IMF, Somalia Reach Staff-Level Agreement on Fourth ECF Review, Seek Augmentation Amid Aid Cuts
The International Monetary Fund (IMF) has reached a staff-level agreement with Somali authorities on the fourth review under the country’s Extended Credit Facility (ECF) arrangement, paving the way for the disbursement of fresh funds subject to Executive Board approval.
The IMF mission, led by Ran Bi, held discussions with the Somali authorities headed by Finance Minister Bihi Egeh from September 16 to October 8, 2025. The agreement, once approved by the IMF Board, will enable Somalia to access SDR 22.5 million (approximately US$30 million), bringing total disbursements under the ECF to about US$100 million.
The Fund noted that the Somali government has requested an augmentation of access under the arrangement—SDR 30 million (US$40 million)—to help offset the impact of foreign aid cuts and sustain reform efforts. The additional funding will be disbursed equally following the completion of the fourth and fifth reviews.
“I am pleased to announce that the Somali authorities and the IMF team have reached a staff-level agreement on policies to complete the fourth review under the ECF arrangement approved in December 2023,” said Ms.
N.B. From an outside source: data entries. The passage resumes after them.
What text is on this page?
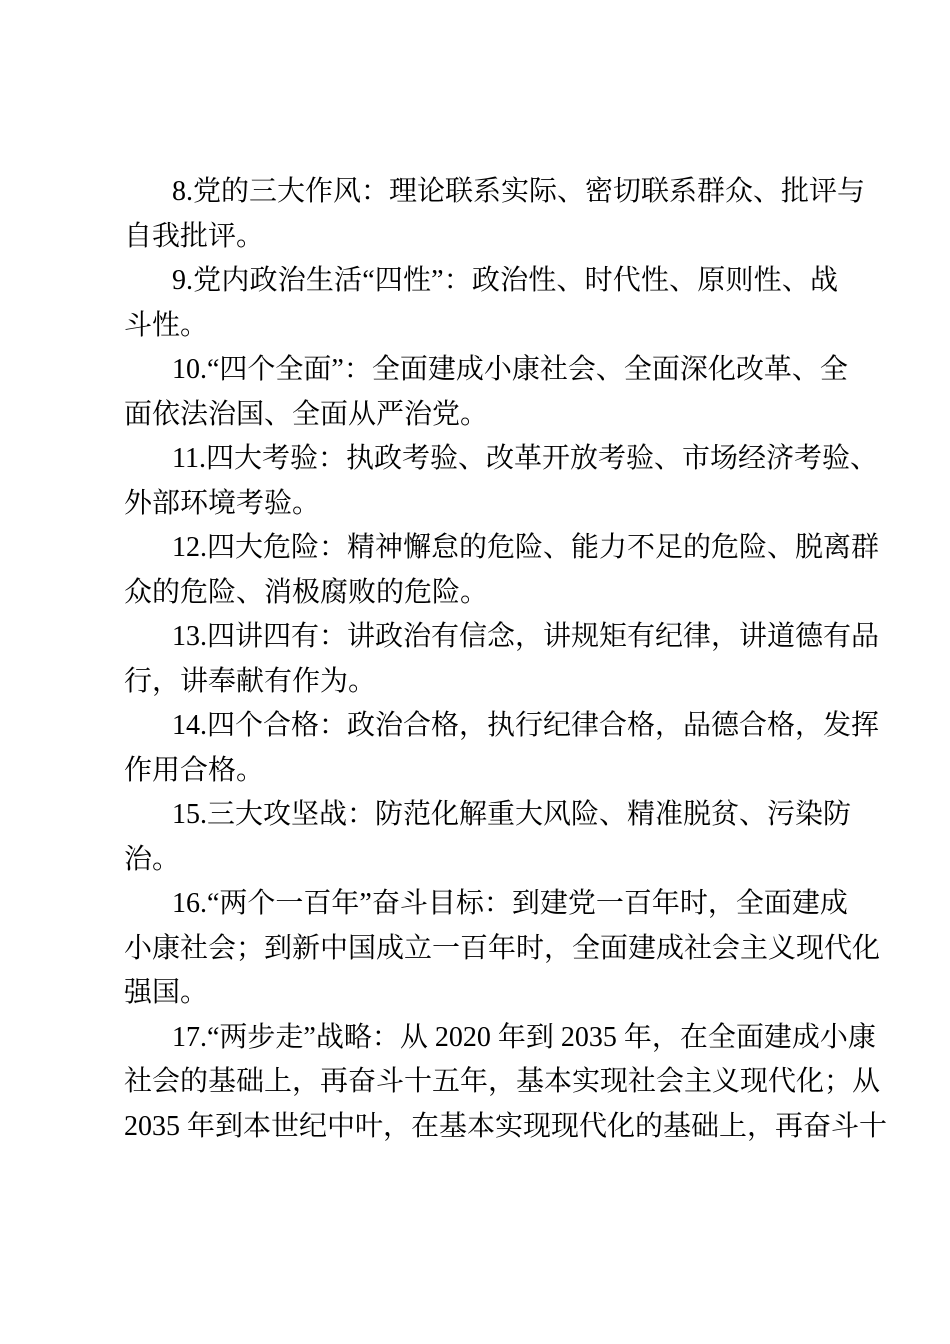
8.党的三大作风：理论联系实际、密切联系群众、批评与
自我批评。
9.党内政治生活“四性”：政治性、时代性、原则性、战
斗性。
10.“四个全面”：全面建成小康社会、全面深化改革、全
面依法治国、全面从严治党。
11.四大考验：执政考验、改革开放考验、市场经济考验、
外部环境考验。
12.四大危险：精神懈怠的危险、能力不足的危险、脱离群
众的危险、消极腐败的危险。
13.四讲四有：讲政治有信念，讲规矩有纪律，讲道德有品
行，讲奉献有作为。
14.四个合格：政治合格，执行纪律合格，品德合格，发挥
作用合格。
15.三大攻坚战：防范化解重大风险、精准脱贫、污染防
治。
16.“两个一百年”奋斗目标：到建党一百年时，全面建成
小康社会；到新中国成立一百年时，全面建成社会主义现代化
强国。
17.“两步走”战略：从 2020 年到 2035 年，在全面建成小康
社会的基础上，再奋斗十五年，基本实现社会主义现代化；从
2035 年到本世纪中叶，在基本实现现代化的基础上，再奋斗十
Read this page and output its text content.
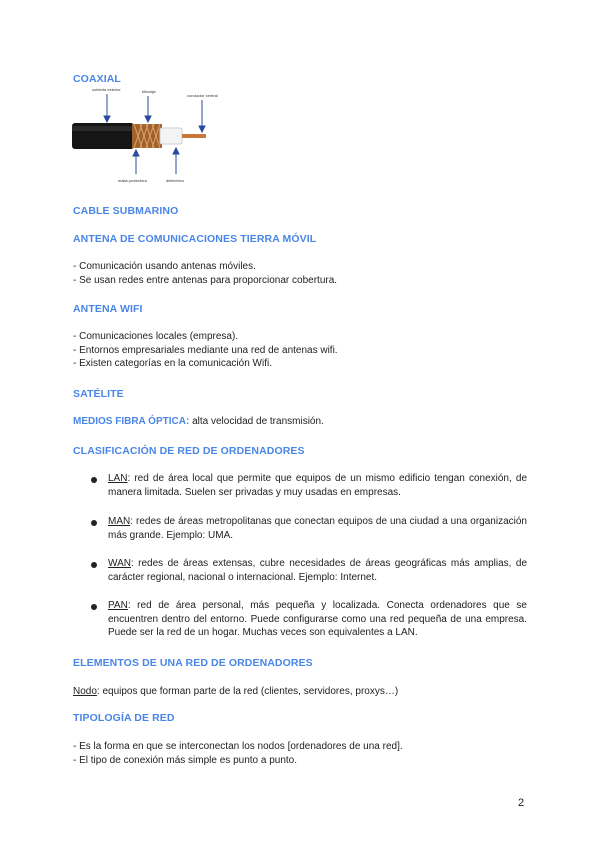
COAXIAL
cubierta exterior	blindaje
conductor central
malla protectora	dieléctrico
CABLE SUBMARINO
ANTENA DE COMUNICACIONES TIERRA MÓVIL

- Comunicación usando antenas móviles.

- Se usan redes entre antenas para proporcionar cobertura.

ANTENA WIFI

- Comunicaciones locales (empresa).

- Entornos empresariales mediante una red de antenas wifi.

- Existen categorías en la comunicación Wifi.

SATÉLITE
MEDIOS FIBRA ÓPTICA: alta velocidad de transmisión.
CLASIFICACIÓN DE RED DE ORDENADORES
LAN: red de área local que permite que equipos de un mismo edificio tengan conexión, de manera limitada. Suelen ser privadas y muy usadas en empresas.
MAN: redes de áreas metropolitanas que conectan equipos de una ciudad a una organización más grande. Ejemplo: UMA.
WAN: redes de áreas extensas, cubre necesidades de áreas geográficas más amplias, de carácter regional, nacional o internacional. Ejemplo: Internet.
PAN: red de área personal, más pequeña y localizada. Conecta ordenadores que se encuentren dentro del entorno. Puede configurarse como una red pequeña de una empresa. Puede ser la red de un hogar. Muchas veces son equivalentes a LAN.
ELEMENTOS DE UNA RED DE ORDENADORES
Nodo: equipos que forman parte de la red (clientes, servidores, proxys…)
TIPOLOGÍA DE RED

- Es la forma en que se interconectan los nodos [ordenadores de una red].

- El tipo de conexión más simple es punto a punto.

2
Bi. “The authorities have remained steadfast in implementing fiscal and structural reforms despite a challenging macroeconomic environment.”
Growth Outlook Weakens Amid Aid Disruptions and Weather Shocks
Following a robust 4.1% GDP growth in 2024, the IMF projects Somalia’s economic growth to slow to 3% in 2025 and 3.3% in 2026, citing foreign aid reductions and adverse weather conditions. Inflation is forecast to remain stable at around 3.5%, though food price pressures are expected to persist.
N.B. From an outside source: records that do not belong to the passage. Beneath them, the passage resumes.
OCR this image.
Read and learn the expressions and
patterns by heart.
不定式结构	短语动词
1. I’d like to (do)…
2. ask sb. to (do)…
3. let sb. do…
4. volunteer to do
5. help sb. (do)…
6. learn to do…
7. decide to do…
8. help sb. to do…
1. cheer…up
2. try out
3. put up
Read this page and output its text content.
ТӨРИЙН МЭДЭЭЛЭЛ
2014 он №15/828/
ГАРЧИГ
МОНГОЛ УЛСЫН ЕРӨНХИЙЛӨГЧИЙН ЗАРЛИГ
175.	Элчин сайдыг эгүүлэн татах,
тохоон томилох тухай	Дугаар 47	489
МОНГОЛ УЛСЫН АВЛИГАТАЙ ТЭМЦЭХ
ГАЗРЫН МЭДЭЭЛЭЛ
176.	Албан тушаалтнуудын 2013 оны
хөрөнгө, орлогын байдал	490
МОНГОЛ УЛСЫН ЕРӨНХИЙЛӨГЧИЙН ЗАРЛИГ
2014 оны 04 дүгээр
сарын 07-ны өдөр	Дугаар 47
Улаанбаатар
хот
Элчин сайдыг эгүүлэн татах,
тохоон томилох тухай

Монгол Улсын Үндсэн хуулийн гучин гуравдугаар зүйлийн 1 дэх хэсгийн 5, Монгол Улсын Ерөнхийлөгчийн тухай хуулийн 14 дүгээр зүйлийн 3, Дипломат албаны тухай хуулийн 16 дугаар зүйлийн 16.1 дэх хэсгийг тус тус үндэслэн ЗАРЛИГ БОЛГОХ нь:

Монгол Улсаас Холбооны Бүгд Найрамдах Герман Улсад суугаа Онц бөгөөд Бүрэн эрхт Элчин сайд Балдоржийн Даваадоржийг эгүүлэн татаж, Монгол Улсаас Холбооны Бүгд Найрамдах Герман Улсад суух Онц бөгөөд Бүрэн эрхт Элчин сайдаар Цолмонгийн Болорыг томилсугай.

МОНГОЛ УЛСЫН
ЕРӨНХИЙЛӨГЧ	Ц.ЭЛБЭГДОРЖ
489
The Fund warned that downside risks—particularly from prolonged aid disruptions and climate shocks—continue to dominate the short-term outlook and could further dampen growth prospects.
Fiscal Discipline and Revenue Mobilization Maintained
Despite external headwinds, the IMF commended Somali authorities for maintaining fiscal discipline and achieving robust domestic revenue performance. Income tax collections have strengthened following the enactment of a new tax law, while expenditures have remained within program targets.
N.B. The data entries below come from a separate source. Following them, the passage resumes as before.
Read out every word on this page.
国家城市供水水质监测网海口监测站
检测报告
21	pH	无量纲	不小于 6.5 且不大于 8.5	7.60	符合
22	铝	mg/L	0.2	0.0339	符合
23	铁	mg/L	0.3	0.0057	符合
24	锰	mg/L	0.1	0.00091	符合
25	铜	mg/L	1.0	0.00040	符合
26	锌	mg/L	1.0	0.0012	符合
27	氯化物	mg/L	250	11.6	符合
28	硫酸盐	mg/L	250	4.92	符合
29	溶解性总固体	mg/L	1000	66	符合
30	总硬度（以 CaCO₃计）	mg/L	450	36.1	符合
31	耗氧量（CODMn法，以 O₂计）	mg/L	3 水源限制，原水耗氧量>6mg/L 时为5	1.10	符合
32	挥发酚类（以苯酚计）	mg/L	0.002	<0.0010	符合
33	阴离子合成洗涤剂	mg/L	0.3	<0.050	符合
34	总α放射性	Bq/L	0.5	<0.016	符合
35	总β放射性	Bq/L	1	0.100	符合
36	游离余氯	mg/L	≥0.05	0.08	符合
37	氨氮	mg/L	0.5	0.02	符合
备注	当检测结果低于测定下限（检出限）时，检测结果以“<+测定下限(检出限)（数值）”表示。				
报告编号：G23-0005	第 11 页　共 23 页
The overall fiscal deficit is expected to close at 0.3% of GDP in 2025, with the 2026 budget designed to continue fiscal prudence while allocating additional resources for security, elections, and social spending to cushion the impact of aid cuts. The Fund projects a 2026 fiscal deficit of about 0.75% of GDP.
Progress on Structural and Monetary Reforms
The IMF mission highlighted steady progress in customs modernization, tax administration, and public financial management. Authorities are also advancing reforms in the extractive sector to enhance transparency and accountability.
The Central Bank of Somalia (CBS) has continued strengthening its institutional capacity, regulatory framework, and anti-money laundering (AML/CFT) regime, while preparing for the planned currency exchange and currency board arrangement.
Need for Continued International Support
The Fund emphasized that continued financial and technical assistance from multilateral and bilateral partners remains critical to sustain Somalia’s reform agenda amid heightened uncertainty and external vulnerabilities.
“The mission extends its appreciation to the Somali authorities, development partners, and private sector representatives for their constructive engagement,” the IMF said in its concluding statement.